Speaker
Description
The problem of sliding of an elastic rod, partially inserted into a sleeve is attracting more and more researchers’ attention. Dynamics, stability, locomotion are just some of the mechanical phenomena intrinsic to the set-up, whose modelling requires novel analytical and numerical techniques. The behavior of the structure is strongly determined by a configurational force acting between the rod and the sleeve at the transition point separating the overlapping region (rod inside the sleeve) and the free segment. While the investigation of such Eshelby-like forces (named so because of the analogy to fracture mechanics) in the context of structural mechanics dates back to middle 1980s, their role in various problems featuring relative sliding has been understood relatively recently.

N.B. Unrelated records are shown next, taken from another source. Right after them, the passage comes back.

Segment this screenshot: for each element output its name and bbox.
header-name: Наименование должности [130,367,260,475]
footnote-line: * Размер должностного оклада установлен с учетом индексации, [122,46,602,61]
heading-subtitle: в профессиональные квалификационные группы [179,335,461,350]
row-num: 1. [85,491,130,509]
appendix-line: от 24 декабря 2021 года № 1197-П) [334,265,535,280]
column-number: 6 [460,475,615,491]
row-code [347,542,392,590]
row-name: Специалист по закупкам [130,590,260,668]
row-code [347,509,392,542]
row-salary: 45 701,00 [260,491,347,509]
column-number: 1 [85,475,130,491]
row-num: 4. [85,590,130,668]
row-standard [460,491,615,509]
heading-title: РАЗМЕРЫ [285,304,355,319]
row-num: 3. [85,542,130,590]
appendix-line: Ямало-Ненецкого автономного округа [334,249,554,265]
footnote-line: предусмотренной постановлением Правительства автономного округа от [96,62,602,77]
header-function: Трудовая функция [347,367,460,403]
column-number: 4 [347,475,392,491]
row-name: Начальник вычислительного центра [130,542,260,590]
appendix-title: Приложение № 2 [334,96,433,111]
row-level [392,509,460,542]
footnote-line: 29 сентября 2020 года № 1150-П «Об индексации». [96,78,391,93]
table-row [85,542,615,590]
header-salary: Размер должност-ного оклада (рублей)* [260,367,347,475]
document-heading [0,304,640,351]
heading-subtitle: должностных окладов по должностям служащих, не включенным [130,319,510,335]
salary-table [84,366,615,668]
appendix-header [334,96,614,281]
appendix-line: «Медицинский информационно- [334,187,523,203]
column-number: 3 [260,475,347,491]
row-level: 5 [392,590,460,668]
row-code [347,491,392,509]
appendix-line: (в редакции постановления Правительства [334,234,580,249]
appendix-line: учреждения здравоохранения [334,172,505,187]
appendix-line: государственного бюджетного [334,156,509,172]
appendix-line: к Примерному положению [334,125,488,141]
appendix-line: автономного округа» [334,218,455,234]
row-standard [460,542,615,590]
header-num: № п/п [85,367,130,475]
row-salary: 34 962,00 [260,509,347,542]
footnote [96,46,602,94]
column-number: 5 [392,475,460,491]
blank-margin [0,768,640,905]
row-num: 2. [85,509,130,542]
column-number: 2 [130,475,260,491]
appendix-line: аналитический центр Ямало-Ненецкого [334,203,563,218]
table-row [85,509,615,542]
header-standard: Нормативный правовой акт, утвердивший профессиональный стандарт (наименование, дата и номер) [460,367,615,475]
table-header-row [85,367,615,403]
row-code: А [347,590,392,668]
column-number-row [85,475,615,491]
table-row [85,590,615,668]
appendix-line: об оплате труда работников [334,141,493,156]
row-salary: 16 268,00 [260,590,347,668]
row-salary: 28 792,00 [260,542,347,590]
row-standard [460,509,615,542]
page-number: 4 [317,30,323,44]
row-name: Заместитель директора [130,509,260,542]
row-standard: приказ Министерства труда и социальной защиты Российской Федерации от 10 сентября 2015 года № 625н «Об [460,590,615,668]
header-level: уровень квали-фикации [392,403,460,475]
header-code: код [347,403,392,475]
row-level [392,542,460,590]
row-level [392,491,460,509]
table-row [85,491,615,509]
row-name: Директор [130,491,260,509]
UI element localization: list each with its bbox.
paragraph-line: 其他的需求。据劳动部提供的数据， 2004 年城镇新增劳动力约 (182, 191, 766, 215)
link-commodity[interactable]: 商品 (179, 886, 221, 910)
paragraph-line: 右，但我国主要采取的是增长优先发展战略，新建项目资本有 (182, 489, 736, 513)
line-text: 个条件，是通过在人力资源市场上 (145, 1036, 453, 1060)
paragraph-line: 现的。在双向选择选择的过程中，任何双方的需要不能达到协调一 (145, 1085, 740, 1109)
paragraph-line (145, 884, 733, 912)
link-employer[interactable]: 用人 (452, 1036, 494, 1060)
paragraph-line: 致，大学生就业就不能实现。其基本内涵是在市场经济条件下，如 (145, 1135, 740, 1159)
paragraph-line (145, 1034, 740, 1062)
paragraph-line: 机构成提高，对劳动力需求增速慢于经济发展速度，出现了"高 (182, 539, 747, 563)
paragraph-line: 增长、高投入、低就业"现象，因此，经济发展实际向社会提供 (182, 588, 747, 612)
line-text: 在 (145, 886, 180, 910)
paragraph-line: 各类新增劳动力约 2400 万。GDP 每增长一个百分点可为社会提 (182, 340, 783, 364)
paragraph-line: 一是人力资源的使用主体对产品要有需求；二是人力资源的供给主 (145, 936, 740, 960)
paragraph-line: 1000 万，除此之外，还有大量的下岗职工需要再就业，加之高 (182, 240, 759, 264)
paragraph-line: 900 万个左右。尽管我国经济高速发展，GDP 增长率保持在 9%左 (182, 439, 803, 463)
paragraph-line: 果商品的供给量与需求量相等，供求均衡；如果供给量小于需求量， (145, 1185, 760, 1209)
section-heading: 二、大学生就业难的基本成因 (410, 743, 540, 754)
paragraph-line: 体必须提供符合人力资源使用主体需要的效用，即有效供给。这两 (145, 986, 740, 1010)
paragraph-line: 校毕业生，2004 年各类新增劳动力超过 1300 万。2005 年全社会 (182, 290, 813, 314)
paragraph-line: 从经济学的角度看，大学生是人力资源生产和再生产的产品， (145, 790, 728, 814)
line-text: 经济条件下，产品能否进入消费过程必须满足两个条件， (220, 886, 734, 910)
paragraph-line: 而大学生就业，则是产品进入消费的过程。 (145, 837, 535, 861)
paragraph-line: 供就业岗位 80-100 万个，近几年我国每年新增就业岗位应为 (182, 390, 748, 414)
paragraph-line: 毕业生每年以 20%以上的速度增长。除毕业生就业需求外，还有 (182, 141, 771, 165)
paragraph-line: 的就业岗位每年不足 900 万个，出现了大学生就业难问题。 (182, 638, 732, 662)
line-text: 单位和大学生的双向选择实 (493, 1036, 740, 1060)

In the present contribution, we release the assumption that the sleeve is rigid and consider frictionless contact between an elastic rod and a flexible sleeve, also treated as a rod. Because of the partial insertion, we deal with a compound beam with piecewise constant bending stiffness (as both the rod and the sleeve contribute to the bending stiffness in the overlapping region) and moving boundaries between the three segments. Configurational forces at the transition points repel the rod and the sleeve from each other, eventually causing full ejection when the external loads exceed certain threshold. Considering the outer ends of the rod and of the sleeve to be simply supported and loaded by bending moments, we develop the governing equations for the static equilibrium by means of a variational procedure, in which the length of the overlapping region is an unknown configurational parameter, whose variation is independent. This results into a specific sliding condition, which relates state variables of all three segments and provides a well-posed boundary value problem. Alternatively, stable equilibria can be obtained by means of a non-material finite element formulation. Further investigations on the model demonstrate two scenarios of a catastrophe as the moment load reaches the critical value: the rods may detach either when the overlapping region vanishes, or because of a snapping instability (fold point).
While being powerful in computing equilibria, the compound beam model lacks the ability to predict the forces acting between the rod and the sleeve along the overlapping region and in the transition points. We address this problem in the final part of the talk, demonstrating that it is necessary to include the extensibility of the sub-rods into account to resolve the statical indeterminacy.